Usually I don’t write much about national real estate issues. I just don’t feel like I am an expert, plus, there are always places to get that kind of news. Fox News, WSJ, MSNBC, I am not. There is enough going on here in the Lake Martin real estate market to keep me busy.
So please allow this exception to that rule. Last month I read an interesting article in the Wall Street Journal by Geoffrey Fowler and Angus Loten entitled “Old Watchdog Needs New Web Tricks.” It’s about the Better Business Bureau’s shrinking membership and relatively ineffective feedback techniques (to wit, Yelp.com gets seven time their web traffic.) I separated the article from the normal recycling and vowed to write a blog post about it. A month later, here we are.
While I was reading it, I couldn’t help but mentally substitute the NAR (National Association of Realtors) every time I read BBB. From my perspective, the NAR is all but useless. Their educational efforts are second rate, there are much better conferences and webinars out there for next to free. Despite their feel good advertising, real estate agents continue to be perceived as less than hard working and trustworthy. Lobbying lawmakers is their only success story, but I strongly disagreed with their nanny state lobbying efforts during the 2008 “bank collapse.” I continue to respectfully disagree with their constant cries for government subsidies and tax incentives for home ownership. How can we oppose subsidies to one industry and call for them in ours, and still take ourselves seriously? Alas.

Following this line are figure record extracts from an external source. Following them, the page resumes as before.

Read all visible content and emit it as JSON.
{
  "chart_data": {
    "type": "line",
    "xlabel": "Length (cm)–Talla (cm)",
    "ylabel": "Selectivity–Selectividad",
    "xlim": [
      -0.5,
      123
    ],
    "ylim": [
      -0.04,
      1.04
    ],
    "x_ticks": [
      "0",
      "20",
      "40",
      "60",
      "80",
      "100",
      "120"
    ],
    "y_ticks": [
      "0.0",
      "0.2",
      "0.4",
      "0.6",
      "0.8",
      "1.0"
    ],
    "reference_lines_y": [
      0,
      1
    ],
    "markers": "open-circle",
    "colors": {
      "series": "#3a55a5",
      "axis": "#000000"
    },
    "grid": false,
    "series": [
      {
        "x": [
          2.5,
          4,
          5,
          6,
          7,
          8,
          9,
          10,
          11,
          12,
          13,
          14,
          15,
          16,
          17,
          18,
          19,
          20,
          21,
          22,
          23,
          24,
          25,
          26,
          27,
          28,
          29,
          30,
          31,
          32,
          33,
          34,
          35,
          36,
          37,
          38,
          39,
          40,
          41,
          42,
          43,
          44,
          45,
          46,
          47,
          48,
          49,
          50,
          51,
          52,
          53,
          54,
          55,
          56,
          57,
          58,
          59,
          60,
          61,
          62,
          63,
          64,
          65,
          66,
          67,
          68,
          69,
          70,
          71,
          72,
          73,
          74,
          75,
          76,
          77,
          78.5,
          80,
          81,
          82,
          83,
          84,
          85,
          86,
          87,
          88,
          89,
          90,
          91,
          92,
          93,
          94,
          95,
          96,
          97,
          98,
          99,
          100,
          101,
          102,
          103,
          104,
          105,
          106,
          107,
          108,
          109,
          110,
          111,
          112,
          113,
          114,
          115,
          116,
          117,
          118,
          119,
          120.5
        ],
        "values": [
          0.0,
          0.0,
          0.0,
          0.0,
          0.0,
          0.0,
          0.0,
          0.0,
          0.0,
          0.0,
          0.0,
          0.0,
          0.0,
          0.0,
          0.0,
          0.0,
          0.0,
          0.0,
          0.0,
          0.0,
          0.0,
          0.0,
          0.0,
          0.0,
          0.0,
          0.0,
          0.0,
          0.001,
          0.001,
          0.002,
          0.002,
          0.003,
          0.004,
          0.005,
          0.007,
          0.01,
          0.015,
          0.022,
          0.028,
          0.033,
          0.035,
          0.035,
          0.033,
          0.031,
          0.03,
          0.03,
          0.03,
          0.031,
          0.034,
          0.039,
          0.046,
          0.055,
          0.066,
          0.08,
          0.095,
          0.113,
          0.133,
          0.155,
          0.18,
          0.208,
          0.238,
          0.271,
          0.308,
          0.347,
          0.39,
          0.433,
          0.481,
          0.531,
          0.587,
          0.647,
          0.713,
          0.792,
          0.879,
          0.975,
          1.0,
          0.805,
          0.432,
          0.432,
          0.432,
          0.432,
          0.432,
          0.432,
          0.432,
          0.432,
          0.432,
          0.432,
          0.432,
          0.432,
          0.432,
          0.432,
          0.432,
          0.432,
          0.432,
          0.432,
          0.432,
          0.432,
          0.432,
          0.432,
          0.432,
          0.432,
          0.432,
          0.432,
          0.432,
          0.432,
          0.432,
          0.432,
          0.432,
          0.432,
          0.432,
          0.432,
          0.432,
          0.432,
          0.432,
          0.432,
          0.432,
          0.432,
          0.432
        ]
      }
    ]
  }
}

I was reminded of this long overdue post when I was in Atlanta at a tech conference last week called RETSO. RETSO is a great example of why NAR and the state associations need to be out of the professional education business. Conferences like RETSO give me enough material and inspiration to last more than a year. They are cheaper, not subsidized by any dues, and way more relevant. (Sidebar – I didn’t get Continuing Education credit because the Alabama Association of Realtors doesn’t recognize it.)
Anyway, at that conference, a fellow named Rob Hahn was speaking about the future of the NAR and state associations. He made the point that these days a significant portion of Realtors are dissatisfied with these associations and are only members because we have to be to get access to the MLS. He called for the MLS and the Associations to be separated, to allow people a choice of being a member of one, another, or both.

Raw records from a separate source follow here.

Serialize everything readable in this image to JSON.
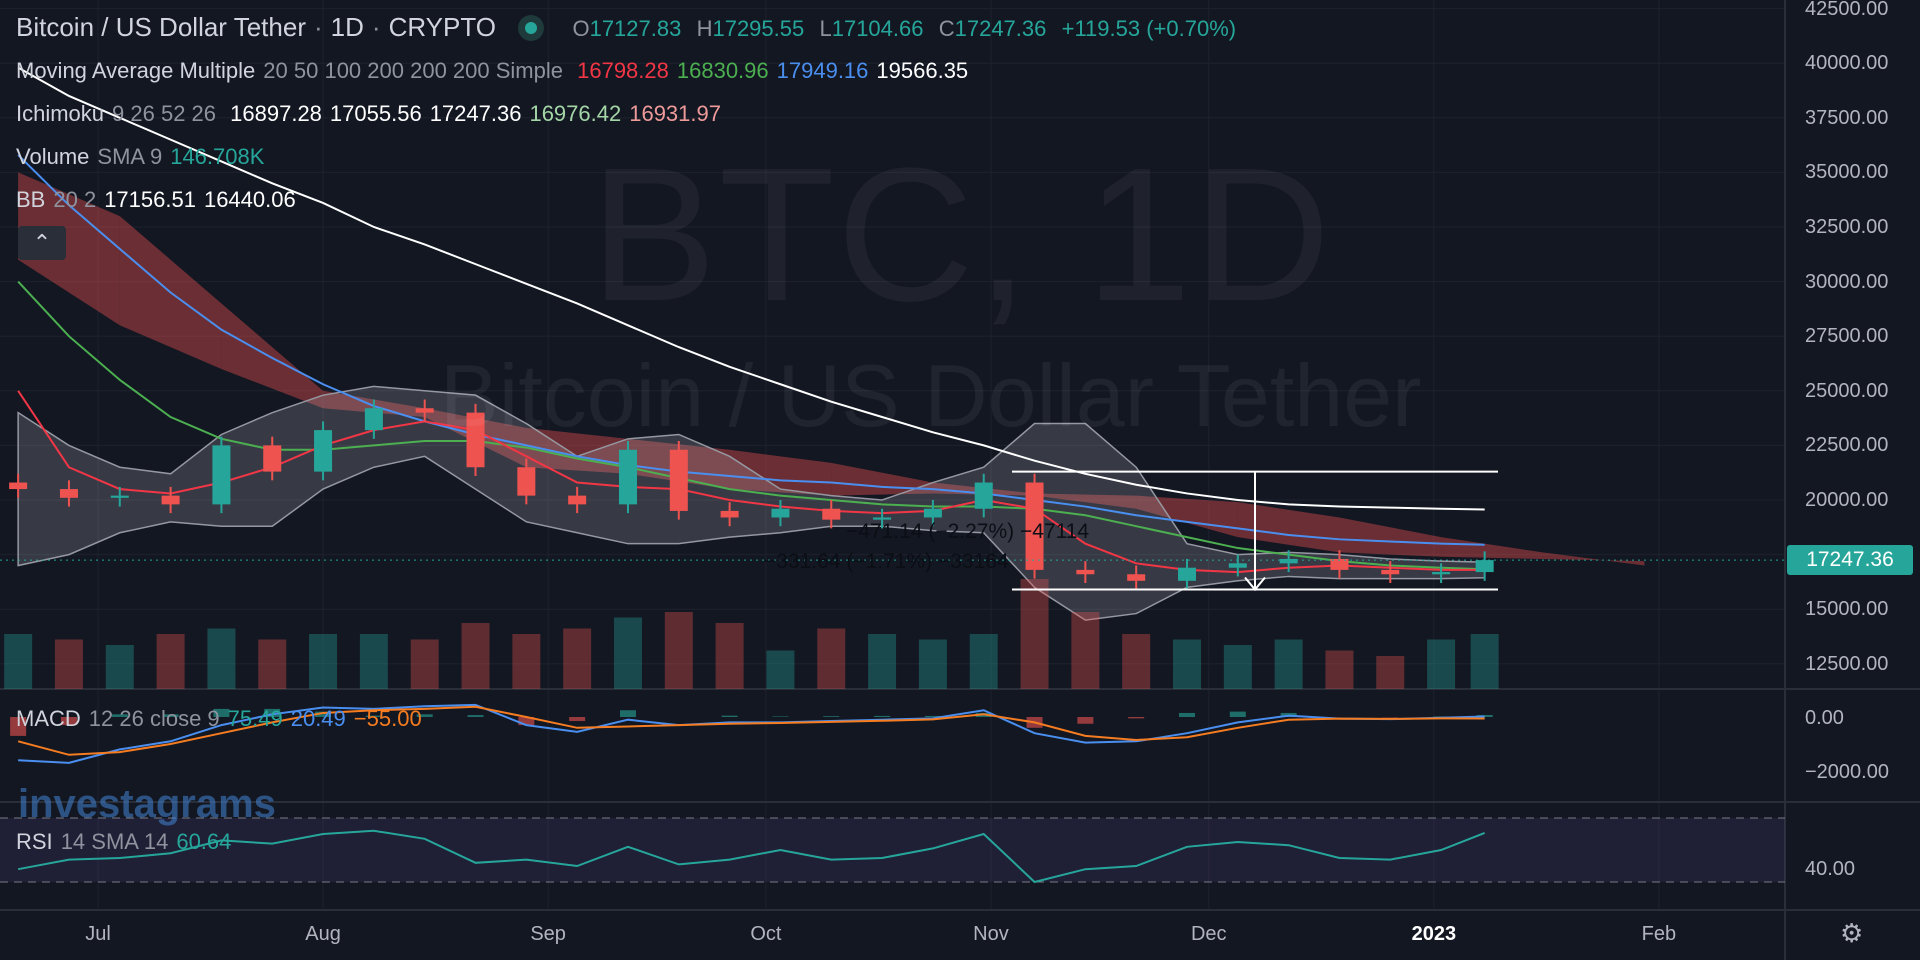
{
  "header": {
    "symbol": "Bitcoin / US Dollar Tether",
    "interval": "1D",
    "exchange": "CRYPTO",
    "sep": "·",
    "open_label": "O",
    "open": "17127.83",
    "high_label": "H",
    "high": "17295.55",
    "low_label": "L",
    "low": "17104.66",
    "close_label": "C",
    "close": "17247.36",
    "change": "+119.53 (+0.70%)"
  },
  "indicators": {
    "ma": {
      "name": "Moving Average Multiple",
      "params": "20 50 100 200 200 200 Simple",
      "values": [
        "16798.28",
        "16830.96",
        "17949.16",
        "19566.35"
      ]
    },
    "ichimoku": {
      "name": "Ichimoku",
      "params": "9 26 52 26",
      "values": [
        "16897.28",
        "17055.56",
        "17247.36",
        "16976.42",
        "16931.97"
      ]
    },
    "volume": {
      "name": "Volume",
      "params": "SMA 9",
      "value": "146.708K"
    },
    "bb": {
      "name": "BB",
      "params": "20 2",
      "values": [
        "17156.51",
        "16440.06"
      ]
    },
    "macd": {
      "name": "MACD",
      "params": "12 26 close 9",
      "values": [
        "75.49",
        "20.49",
        "−55.00"
      ]
    },
    "rsi": {
      "name": "RSI",
      "params": "14 SMA 14",
      "value": "60.64"
    }
  },
  "watermark": {
    "main": "BTC, 1D",
    "sub": "Bitcoin / US Dollar Tether",
    "logo": "investagrams"
  },
  "collapse_icon": "chevron-up-icon",
  "settings_icon": "gear-icon",
  "measurements": [
    "−471.14 (−2.27%) −47114",
    "−331.64 (−1.71%) −33164"
  ],
  "last_price_tag": "17247.36",
  "colors": {
    "up": "#26a69a",
    "down": "#ef5350",
    "ma20": "#f23645",
    "ma50": "#4caf50",
    "ma100": "#4a8ff0",
    "ma200": "#ffffff",
    "macd": "#4a8ff0",
    "signal": "#f57c20",
    "rsi": "#26a69a"
  },
  "chart_data": {
    "type": "candlestick",
    "price_axis": {
      "ticks": [
        "42500.00",
        "40000.00",
        "37500.00",
        "35000.00",
        "32500.00",
        "30000.00",
        "27500.00",
        "25000.00",
        "22500.00",
        "20000.00",
        "15000.00",
        "12500.00"
      ],
      "range": [
        12500,
        42500
      ]
    },
    "macd_axis": {
      "ticks": [
        "0.00",
        "−2000.00"
      ]
    },
    "rsi_axis": {
      "ticks": [
        "40.00"
      ]
    },
    "time_axis": [
      {
        "label": "Jul",
        "date": "2022-07-01"
      },
      {
        "label": "Aug",
        "date": "2022-08-01"
      },
      {
        "label": "Sep",
        "date": "2022-09-01"
      },
      {
        "label": "Oct",
        "date": "2022-10-01"
      },
      {
        "label": "Nov",
        "date": "2022-11-01"
      },
      {
        "label": "Dec",
        "date": "2022-12-01"
      },
      {
        "label": "2023",
        "date": "2023-01-01"
      },
      {
        "label": "Feb",
        "date": "2023-02-01"
      }
    ],
    "dates": [
      "2022-06-20",
      "2022-06-27",
      "2022-07-04",
      "2022-07-11",
      "2022-07-18",
      "2022-07-25",
      "2022-08-01",
      "2022-08-08",
      "2022-08-15",
      "2022-08-22",
      "2022-08-29",
      "2022-09-05",
      "2022-09-12",
      "2022-09-19",
      "2022-09-26",
      "2022-10-03",
      "2022-10-10",
      "2022-10-17",
      "2022-10-24",
      "2022-10-31",
      "2022-11-07",
      "2022-11-14",
      "2022-11-21",
      "2022-11-28",
      "2022-12-05",
      "2022-12-12",
      "2022-12-19",
      "2022-12-26",
      "2023-01-02",
      "2023-01-08"
    ],
    "close": [
      20500,
      20100,
      20200,
      19800,
      22500,
      21300,
      23200,
      24200,
      24000,
      21500,
      20200,
      19800,
      22300,
      19500,
      19200,
      19600,
      19100,
      19200,
      19600,
      20800,
      16800,
      16600,
      16300,
      16900,
      17100,
      17300,
      16800,
      16600,
      16700,
      17247.36
    ],
    "ma20": [
      25000,
      21500,
      20500,
      20300,
      20800,
      21500,
      22500,
      23200,
      23600,
      23200,
      22000,
      20800,
      20600,
      20500,
      20000,
      19700,
      19500,
      19400,
      19500,
      20000,
      19600,
      18000,
      17100,
      16800,
      16700,
      16900,
      17000,
      16900,
      16800,
      16798.28
    ],
    "ma50": [
      30000,
      27500,
      25500,
      23800,
      22800,
      22300,
      22300,
      22500,
      22700,
      22700,
      22400,
      21900,
      21500,
      21000,
      20500,
      20200,
      20000,
      19800,
      19700,
      19700,
      19600,
      19300,
      18800,
      18300,
      17800,
      17500,
      17200,
      17000,
      16900,
      16830.96
    ],
    "ma100": [
      35800,
      33500,
      31500,
      29500,
      27800,
      26500,
      25300,
      24300,
      23600,
      23000,
      22500,
      22000,
      21600,
      21300,
      21100,
      20900,
      20800,
      20600,
      20500,
      20300,
      20000,
      19700,
      19300,
      19000,
      18700,
      18400,
      18200,
      18100,
      18000,
      17949.16
    ],
    "ma200": [
      39800,
      38500,
      37500,
      36500,
      35500,
      34500,
      33600,
      32500,
      31700,
      30800,
      29900,
      29000,
      28000,
      27000,
      26100,
      25300,
      24500,
      23800,
      23100,
      22500,
      21800,
      21200,
      20700,
      20300,
      20000,
      19800,
      19700,
      19650,
      19600,
      19566.35
    ],
    "bb_upper": [
      24000,
      22500,
      21500,
      21200,
      23000,
      24000,
      24800,
      25200,
      25000,
      24800,
      23500,
      22000,
      22800,
      23000,
      22000,
      20500,
      20200,
      20000,
      20800,
      21500,
      23500,
      23500,
      21500,
      18000,
      17500,
      17600,
      17500,
      17300,
      17200,
      17156.51
    ],
    "bb_lower": [
      17000,
      17500,
      18500,
      19000,
      18800,
      18800,
      20500,
      21500,
      22000,
      20500,
      19000,
      18500,
      18000,
      18000,
      18300,
      18500,
      18800,
      18800,
      18600,
      18500,
      16000,
      14500,
      14800,
      16000,
      16300,
      16500,
      16400,
      16400,
      16400,
      16440.06
    ],
    "cloud_dates": [
      "2022-06-20",
      "2022-07-04",
      "2022-07-18",
      "2022-08-01",
      "2022-08-15",
      "2022-08-29",
      "2022-09-12",
      "2022-09-26",
      "2022-10-10",
      "2022-10-24",
      "2022-11-07",
      "2022-11-21",
      "2022-12-05",
      "2022-12-19",
      "2023-01-02",
      "2023-01-16",
      "2023-01-30"
    ],
    "span_a": [
      31000,
      28000,
      26000,
      24200,
      23800,
      21500,
      21200,
      20500,
      20200,
      20300,
      20200,
      19600,
      18300,
      17600,
      17400,
      17300,
      17200
    ],
    "span_b": [
      35000,
      33000,
      29000,
      25000,
      24200,
      23300,
      22800,
      22300,
      21700,
      20800,
      20300,
      20200,
      19900,
      19200,
      18300,
      17600,
      17000
    ],
    "volume": [
      0.5,
      0.45,
      0.4,
      0.5,
      0.55,
      0.45,
      0.5,
      0.5,
      0.45,
      0.6,
      0.5,
      0.55,
      0.65,
      0.7,
      0.6,
      0.35,
      0.55,
      0.5,
      0.45,
      0.5,
      1.0,
      0.7,
      0.5,
      0.45,
      0.4,
      0.45,
      0.35,
      0.3,
      0.45,
      0.5
    ],
    "macd_line": [
      -1600,
      -1700,
      -1200,
      -900,
      -300,
      100,
      350,
      300,
      400,
      450,
      -300,
      -550,
      -100,
      -300,
      -200,
      -200,
      -150,
      -100,
      -50,
      250,
      -600,
      -950,
      -900,
      -600,
      -200,
      50,
      -60,
      -80,
      -30,
      20.49
    ],
    "signal_line": [
      -900,
      -1400,
      -1300,
      -1000,
      -600,
      -200,
      150,
      250,
      300,
      380,
      0,
      -400,
      -350,
      -300,
      -250,
      -220,
      -180,
      -140,
      -90,
      100,
      -200,
      -700,
      -850,
      -750,
      -400,
      -100,
      -60,
      -70,
      -50,
      -55.0
    ],
    "rsi": [
      38,
      44,
      45,
      48,
      56,
      54,
      60,
      62,
      57,
      42,
      44,
      40,
      52,
      41,
      44,
      50,
      44,
      45,
      51,
      60,
      30,
      38,
      40,
      52,
      55,
      53,
      45,
      44,
      50,
      60.64
    ],
    "rsi_bands": [
      70,
      30
    ]
  }
}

I clapped loudly. One or two other people in the crowd of 300 timidly joined my applause.
Mr. Hahn then went on to make the point that a smaller NAR would be better, because all the members would want to be there, instead of being forced to be there to have access to the MLS. He made the example of the NRA, a passionate group that is all about lobbying. Maybe he’s right. I do know that separating out the MLS is a great idea. I say, so what if NAR loses members? Should that be our goal, to have a large membership base?
Or is the goal to be great servants to people who need help with real estate? That’s my goal.
Let’s say NAR has 2 million members, and then increases in one year to 4 million. How does that help me help a buyer more effectively? Am I automatically a 100% better listing agent because of it? Please.
Here, here, Mr. Hahn. Free the MLS, I say. Maybe I should make T shirts. No offense to the NAR or its many members. Who knows, if they shaped up, maybe I would join in on their new journey. Until then, they would be welcome to continue going to conferences to hear Regis and Lou Holtz and Lionel Richie teach them about real estate.